For some strange reason, the solution of choice appears to be single-sex education. Journalist Christine Flowers put it as follows: “males and females should mix at parties, at sporting events and in holy matrimony, but that it's far too distracting to have a member of the opposite sex sitting in class beside you.”
I disagree.
School is a place where you learn many things: logarithms, Shakespeare, basketball, how to spit and how to stay out of trouble, how to make friends and how to hurt enemies. Learning how to deal with members of the opposite sex is an integral part of the beautiful process of learning, in the fullest sense of the word.
I know the statistics, about how girls in particular, but also boys, fare better in single-sex schools. I know that in New Zealand, some secondary schools are choosing to split boys and girls in subjects such as English, Maths and Science. In England, parents are choosing single-gender schools. In European countries where co-ed education has been the only mainstream option since the Second World War, private single-sex schools are mushrooming.
To all that I say: stop, think. Boys’ brains differ from girls’ brains, nobody can argue with that. Boys and girls are developmentally and psychologically different, true. And yet, it would be a gross error to generalise along the gender lines to say “all boys need mobility and a certain level of noise during the learning process, while all girls need to sit still in a quiet room in order to concentrate better.”
Teachers need to recognise it and learn how to bring out the best in everyone, and Learning Style Analysis (www.creativelearningcentre.com) is the best place to start.
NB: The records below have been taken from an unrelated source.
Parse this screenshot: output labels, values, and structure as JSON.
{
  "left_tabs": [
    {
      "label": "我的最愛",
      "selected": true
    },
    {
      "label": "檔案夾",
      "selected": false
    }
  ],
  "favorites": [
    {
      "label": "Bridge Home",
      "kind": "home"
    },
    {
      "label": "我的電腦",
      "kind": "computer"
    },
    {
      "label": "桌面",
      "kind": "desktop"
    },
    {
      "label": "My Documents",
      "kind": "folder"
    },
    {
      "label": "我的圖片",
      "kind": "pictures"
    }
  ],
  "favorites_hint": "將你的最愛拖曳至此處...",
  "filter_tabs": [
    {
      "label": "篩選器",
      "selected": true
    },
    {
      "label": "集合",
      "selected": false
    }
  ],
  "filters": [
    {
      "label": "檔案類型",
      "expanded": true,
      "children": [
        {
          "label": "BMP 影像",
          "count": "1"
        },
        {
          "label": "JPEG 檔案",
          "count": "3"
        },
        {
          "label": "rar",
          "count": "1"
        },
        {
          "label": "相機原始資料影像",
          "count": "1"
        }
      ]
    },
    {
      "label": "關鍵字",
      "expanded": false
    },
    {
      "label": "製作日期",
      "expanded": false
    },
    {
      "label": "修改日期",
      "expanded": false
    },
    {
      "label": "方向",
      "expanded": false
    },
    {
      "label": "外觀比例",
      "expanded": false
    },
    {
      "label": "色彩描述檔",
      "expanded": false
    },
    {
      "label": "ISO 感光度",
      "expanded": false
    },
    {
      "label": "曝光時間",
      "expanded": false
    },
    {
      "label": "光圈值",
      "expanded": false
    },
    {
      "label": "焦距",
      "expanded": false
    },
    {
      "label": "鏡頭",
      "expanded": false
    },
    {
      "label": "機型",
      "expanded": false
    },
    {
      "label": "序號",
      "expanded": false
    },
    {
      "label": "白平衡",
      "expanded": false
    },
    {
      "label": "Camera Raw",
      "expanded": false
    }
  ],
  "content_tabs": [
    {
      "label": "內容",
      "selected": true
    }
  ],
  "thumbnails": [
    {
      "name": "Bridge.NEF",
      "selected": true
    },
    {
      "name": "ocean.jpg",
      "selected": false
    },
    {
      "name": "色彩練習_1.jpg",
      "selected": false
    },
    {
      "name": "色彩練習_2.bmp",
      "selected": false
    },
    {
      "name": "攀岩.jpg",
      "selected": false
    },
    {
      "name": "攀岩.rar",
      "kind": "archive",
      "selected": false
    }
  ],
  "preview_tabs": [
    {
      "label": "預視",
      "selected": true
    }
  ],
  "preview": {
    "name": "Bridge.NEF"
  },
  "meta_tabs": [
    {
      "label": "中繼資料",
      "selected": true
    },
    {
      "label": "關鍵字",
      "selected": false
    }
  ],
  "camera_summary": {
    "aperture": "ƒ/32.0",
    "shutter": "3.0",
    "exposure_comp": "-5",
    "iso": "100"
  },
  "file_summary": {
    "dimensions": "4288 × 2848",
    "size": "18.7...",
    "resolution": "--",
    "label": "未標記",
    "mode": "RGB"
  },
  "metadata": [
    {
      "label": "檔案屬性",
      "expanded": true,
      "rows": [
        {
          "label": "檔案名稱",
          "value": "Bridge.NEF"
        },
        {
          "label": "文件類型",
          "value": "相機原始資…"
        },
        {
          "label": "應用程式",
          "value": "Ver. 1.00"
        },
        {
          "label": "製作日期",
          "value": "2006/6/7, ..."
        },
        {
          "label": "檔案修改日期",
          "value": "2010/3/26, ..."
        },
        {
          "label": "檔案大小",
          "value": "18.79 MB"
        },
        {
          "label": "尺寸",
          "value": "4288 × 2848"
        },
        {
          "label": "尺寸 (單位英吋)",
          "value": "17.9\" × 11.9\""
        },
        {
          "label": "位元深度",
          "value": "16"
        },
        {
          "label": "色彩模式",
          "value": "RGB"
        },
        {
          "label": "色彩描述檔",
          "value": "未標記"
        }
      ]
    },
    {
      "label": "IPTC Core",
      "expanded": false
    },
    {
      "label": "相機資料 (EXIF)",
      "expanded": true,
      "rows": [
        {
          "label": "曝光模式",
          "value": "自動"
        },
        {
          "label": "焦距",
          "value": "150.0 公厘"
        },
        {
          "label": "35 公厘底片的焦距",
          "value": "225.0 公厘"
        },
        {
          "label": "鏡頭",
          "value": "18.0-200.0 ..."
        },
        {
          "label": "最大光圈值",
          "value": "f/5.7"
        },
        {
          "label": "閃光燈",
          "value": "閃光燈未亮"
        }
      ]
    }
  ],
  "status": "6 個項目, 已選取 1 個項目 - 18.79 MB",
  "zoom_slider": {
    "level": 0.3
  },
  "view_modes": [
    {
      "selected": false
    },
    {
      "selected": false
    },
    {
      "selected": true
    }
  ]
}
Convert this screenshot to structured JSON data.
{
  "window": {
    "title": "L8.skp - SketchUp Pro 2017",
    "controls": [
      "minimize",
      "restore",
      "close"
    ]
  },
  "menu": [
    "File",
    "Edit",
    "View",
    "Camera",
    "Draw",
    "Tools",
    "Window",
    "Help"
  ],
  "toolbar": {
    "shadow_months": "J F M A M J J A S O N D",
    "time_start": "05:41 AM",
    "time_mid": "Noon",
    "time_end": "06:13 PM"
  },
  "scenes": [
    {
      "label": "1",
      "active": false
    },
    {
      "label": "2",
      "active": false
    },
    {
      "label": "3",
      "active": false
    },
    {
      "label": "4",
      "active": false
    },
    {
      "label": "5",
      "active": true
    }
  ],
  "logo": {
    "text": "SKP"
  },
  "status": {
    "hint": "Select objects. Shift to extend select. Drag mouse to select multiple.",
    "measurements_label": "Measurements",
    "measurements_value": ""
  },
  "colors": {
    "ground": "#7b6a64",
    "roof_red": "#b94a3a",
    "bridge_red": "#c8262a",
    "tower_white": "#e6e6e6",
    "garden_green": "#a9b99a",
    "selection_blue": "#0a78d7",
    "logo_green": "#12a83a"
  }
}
That’s where teachers find out whether their pupils need visual stimuli or kinesthetic activities, brightly lit rooms or a sip of water, external rewards or rigid guidelines, early morning tests or background music, in order to learn to the best of their potential.
STOP PRESS: “Michigan Governor Jennifer Granholm announced in July 2006 that she had signed the first bill on the way to allowing single-sex education in Michigan.”
How many pupils in Michigan have had their Learning Styles assessed, I wonder.